Les 11 premiers CD sont consacrés au blues d’avant-guerre et comprennent des artistes tels que Sadie James, Ollie Rupert, Furry Lewis, The Memphis Jug Band, Jim Jackson, ‘Mooch’ Richardson, Frank Stokes, Will Weldon, Walter Rhodes, Hambone Willie Newbern, Robert Wilkins, Hattie Hart, Memphis Minnie, John Estes, Will Batts et bien d’autres encore. Les neuf autres CD présentent des blues d’après-guerre de Memphis Slim, B.B. King, Joe Hill Louis, Roscoe Gordon, Ike Turner, Howling Wolf, Jackie Brenston, Walter Horton, Rufus Thomas, Bill Harvey Orchestra, Carl Perkins, Don Hines, Junior Parker, Johnny Lewis, Big Lucky Carter et bien d’autres encore. Tous les titres ont été publiés à l’origine sur des 78 tours ou des 45 tours, ce qui signifie que seuls les titres disponibles à l’achat pour le public afro-américain ont été retenus. On trouve également une poignée de titres d’artistes blancs qui ont été fortement influencés par la musique qu’ils ont entendue dans les rues et les clubs de Memphis. Bien que la plupart des titres aient déjà été réédités auparavant, tous les titres ont été remasterisés à partir des meilleurs 78 tours disponibles, des acétates des maisons de disques et des bandes originales.

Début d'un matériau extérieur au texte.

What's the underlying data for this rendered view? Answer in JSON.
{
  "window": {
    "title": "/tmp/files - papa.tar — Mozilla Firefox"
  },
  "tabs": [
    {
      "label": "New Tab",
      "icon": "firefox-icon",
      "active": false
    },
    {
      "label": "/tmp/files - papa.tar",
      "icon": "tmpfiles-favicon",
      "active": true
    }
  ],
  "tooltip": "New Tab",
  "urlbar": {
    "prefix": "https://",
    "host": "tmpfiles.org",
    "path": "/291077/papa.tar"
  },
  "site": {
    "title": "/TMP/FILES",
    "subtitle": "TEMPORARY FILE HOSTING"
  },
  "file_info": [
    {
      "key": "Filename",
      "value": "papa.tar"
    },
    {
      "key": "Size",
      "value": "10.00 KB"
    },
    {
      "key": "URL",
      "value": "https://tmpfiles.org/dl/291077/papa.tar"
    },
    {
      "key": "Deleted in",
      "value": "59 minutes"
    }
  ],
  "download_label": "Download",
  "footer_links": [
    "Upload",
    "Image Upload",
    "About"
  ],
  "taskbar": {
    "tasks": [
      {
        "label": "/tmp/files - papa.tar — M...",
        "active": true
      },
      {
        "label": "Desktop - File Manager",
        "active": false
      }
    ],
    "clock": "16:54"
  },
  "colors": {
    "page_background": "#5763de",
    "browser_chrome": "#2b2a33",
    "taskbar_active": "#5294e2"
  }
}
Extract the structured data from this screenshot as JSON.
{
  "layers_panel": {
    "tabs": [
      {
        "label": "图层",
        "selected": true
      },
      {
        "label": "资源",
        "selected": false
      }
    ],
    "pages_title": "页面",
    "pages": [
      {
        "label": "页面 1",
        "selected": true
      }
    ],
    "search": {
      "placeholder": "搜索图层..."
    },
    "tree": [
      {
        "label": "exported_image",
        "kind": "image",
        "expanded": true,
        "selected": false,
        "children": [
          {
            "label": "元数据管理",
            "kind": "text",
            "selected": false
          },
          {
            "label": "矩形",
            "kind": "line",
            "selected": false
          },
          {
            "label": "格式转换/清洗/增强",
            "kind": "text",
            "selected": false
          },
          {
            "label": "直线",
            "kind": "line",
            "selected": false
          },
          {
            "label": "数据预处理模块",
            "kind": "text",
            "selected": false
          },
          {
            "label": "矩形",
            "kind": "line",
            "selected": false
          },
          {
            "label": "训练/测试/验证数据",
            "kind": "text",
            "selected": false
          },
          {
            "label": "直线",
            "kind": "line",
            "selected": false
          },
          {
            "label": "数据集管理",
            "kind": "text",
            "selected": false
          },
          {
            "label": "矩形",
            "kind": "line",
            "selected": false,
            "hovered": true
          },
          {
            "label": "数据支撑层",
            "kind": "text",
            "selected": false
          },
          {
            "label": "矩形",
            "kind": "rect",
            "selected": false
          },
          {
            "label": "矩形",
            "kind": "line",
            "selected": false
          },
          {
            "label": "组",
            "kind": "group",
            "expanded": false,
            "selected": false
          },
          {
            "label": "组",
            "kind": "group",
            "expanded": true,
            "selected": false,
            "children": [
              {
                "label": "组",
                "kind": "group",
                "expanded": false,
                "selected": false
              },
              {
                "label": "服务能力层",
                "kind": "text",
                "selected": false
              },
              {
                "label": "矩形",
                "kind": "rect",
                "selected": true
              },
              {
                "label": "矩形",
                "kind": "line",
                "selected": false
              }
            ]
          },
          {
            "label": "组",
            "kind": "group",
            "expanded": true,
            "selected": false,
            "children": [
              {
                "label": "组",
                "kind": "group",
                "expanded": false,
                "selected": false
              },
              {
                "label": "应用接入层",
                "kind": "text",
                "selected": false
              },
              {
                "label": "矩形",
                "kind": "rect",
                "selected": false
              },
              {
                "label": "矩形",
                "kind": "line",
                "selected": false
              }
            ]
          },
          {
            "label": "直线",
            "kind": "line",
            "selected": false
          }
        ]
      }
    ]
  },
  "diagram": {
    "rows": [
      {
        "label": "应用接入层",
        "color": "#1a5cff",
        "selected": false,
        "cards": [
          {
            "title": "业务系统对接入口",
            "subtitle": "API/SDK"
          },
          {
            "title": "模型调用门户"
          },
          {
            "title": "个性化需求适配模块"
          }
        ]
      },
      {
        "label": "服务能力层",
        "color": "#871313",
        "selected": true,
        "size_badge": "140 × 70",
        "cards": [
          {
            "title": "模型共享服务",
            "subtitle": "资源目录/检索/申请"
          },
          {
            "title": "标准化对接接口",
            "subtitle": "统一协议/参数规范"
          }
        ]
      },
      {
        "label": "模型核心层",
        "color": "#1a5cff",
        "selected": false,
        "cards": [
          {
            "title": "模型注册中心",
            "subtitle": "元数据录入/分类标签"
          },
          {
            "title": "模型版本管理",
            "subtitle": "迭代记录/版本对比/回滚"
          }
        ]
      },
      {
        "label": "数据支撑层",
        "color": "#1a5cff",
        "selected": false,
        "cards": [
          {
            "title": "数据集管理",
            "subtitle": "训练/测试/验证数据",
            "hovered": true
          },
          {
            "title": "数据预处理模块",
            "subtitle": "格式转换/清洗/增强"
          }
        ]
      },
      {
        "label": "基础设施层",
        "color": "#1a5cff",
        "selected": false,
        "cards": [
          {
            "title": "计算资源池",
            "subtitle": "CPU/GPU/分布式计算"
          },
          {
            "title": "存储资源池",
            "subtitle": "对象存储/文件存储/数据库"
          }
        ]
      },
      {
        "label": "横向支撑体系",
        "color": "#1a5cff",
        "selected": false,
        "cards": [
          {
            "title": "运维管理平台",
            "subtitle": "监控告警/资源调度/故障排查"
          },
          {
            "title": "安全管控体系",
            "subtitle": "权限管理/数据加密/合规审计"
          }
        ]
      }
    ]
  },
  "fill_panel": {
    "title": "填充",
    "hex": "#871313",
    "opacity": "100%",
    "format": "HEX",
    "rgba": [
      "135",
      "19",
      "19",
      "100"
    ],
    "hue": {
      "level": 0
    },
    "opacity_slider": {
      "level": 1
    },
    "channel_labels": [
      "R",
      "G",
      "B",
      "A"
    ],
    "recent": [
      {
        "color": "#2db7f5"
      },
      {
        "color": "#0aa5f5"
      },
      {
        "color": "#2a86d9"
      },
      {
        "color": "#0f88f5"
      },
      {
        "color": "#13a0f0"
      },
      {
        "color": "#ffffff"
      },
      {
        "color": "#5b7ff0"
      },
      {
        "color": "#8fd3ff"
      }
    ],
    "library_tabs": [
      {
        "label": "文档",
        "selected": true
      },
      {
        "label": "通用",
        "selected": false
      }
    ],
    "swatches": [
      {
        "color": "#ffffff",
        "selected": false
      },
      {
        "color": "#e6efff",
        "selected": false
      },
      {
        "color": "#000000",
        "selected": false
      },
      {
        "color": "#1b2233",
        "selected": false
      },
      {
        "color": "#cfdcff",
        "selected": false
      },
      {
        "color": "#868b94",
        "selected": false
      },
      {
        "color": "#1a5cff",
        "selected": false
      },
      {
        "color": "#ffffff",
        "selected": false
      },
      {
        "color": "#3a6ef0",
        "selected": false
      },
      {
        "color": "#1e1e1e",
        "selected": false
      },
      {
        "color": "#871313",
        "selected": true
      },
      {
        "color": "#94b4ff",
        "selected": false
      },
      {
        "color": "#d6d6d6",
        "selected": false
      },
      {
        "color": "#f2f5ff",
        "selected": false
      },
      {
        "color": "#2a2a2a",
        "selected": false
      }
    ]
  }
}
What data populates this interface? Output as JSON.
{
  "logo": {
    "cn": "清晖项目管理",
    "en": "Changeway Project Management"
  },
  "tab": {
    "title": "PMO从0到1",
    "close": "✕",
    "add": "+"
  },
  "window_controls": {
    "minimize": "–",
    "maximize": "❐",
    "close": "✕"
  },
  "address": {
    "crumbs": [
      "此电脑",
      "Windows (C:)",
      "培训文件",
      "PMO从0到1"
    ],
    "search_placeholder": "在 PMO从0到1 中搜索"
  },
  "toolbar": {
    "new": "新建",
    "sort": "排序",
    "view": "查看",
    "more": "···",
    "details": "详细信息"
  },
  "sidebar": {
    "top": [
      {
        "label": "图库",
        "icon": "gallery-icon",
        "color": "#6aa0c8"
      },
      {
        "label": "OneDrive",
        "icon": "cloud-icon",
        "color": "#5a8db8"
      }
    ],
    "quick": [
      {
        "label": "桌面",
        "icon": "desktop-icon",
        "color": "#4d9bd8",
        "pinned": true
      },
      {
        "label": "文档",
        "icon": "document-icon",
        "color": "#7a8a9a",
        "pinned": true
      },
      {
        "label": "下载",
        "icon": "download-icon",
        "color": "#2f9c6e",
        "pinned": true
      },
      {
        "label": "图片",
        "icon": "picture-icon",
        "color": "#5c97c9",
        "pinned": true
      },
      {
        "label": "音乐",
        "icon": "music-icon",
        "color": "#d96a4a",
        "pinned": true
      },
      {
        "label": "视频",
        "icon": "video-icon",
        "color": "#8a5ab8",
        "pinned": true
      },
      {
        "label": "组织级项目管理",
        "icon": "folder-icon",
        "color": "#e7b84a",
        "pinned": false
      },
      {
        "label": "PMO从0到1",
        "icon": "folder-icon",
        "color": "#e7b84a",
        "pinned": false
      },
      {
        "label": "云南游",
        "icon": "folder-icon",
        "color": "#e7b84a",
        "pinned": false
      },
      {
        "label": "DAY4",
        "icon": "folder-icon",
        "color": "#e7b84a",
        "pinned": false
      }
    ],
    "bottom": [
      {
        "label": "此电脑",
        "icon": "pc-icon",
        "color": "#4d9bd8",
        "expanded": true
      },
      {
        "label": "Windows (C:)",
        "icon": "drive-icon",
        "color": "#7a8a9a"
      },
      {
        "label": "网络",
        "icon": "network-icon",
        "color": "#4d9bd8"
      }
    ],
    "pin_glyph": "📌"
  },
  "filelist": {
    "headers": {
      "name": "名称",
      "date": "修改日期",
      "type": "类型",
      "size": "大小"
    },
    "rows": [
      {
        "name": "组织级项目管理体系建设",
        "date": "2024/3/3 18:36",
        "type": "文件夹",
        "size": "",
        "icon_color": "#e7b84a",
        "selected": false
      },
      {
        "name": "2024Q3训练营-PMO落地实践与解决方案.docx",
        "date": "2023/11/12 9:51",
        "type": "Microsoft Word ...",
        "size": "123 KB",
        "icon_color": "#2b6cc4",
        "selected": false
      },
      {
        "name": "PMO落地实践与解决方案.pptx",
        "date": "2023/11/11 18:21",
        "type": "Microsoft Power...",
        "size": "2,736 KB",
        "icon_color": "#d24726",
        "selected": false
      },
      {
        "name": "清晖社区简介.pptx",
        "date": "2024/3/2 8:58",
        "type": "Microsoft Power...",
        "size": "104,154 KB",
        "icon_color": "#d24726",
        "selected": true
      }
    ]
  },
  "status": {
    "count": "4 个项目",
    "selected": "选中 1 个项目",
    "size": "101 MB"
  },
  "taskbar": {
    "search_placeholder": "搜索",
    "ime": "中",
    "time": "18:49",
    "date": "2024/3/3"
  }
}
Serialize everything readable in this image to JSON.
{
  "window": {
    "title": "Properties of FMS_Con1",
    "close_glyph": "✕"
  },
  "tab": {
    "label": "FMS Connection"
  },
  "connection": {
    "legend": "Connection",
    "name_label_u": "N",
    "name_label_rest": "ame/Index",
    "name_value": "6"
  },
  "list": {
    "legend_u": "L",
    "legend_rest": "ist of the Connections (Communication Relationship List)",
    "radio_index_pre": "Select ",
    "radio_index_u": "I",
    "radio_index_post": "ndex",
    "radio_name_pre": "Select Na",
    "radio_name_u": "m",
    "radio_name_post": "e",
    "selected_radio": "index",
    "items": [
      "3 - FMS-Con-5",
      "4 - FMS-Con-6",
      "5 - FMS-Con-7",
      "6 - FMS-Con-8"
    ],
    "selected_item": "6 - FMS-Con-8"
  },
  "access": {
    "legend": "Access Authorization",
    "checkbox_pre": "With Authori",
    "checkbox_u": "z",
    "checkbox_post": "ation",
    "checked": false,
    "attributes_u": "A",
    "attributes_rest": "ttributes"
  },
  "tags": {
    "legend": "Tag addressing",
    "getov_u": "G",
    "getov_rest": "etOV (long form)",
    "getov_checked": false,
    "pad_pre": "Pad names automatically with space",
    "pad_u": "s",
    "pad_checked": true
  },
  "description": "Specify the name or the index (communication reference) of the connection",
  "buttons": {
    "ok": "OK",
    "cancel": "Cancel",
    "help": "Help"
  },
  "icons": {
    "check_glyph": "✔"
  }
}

Effectivement, la qualité du son est généralement excellente – à l’exception de quelques titres qui proviennent de disques très rares et usés qui ont, certes, un son assez rugueux, mais qui sont très minoritaires et même ceux-là sont encore écoutables. La sélection opérée ici n’est pas seulement documentaire, elle provoque surtout un émerveillement face à l’ébullition musicale et la créativité en marche dans ce lieu et dans cette période folle et jouissive comme avec Memphis Minnie, Rufus Thomas, Joe Hill Louis et tant d’autres, célèbres ou obscurs. Ce travail colossal mérite un grand bravo ! Indispensable.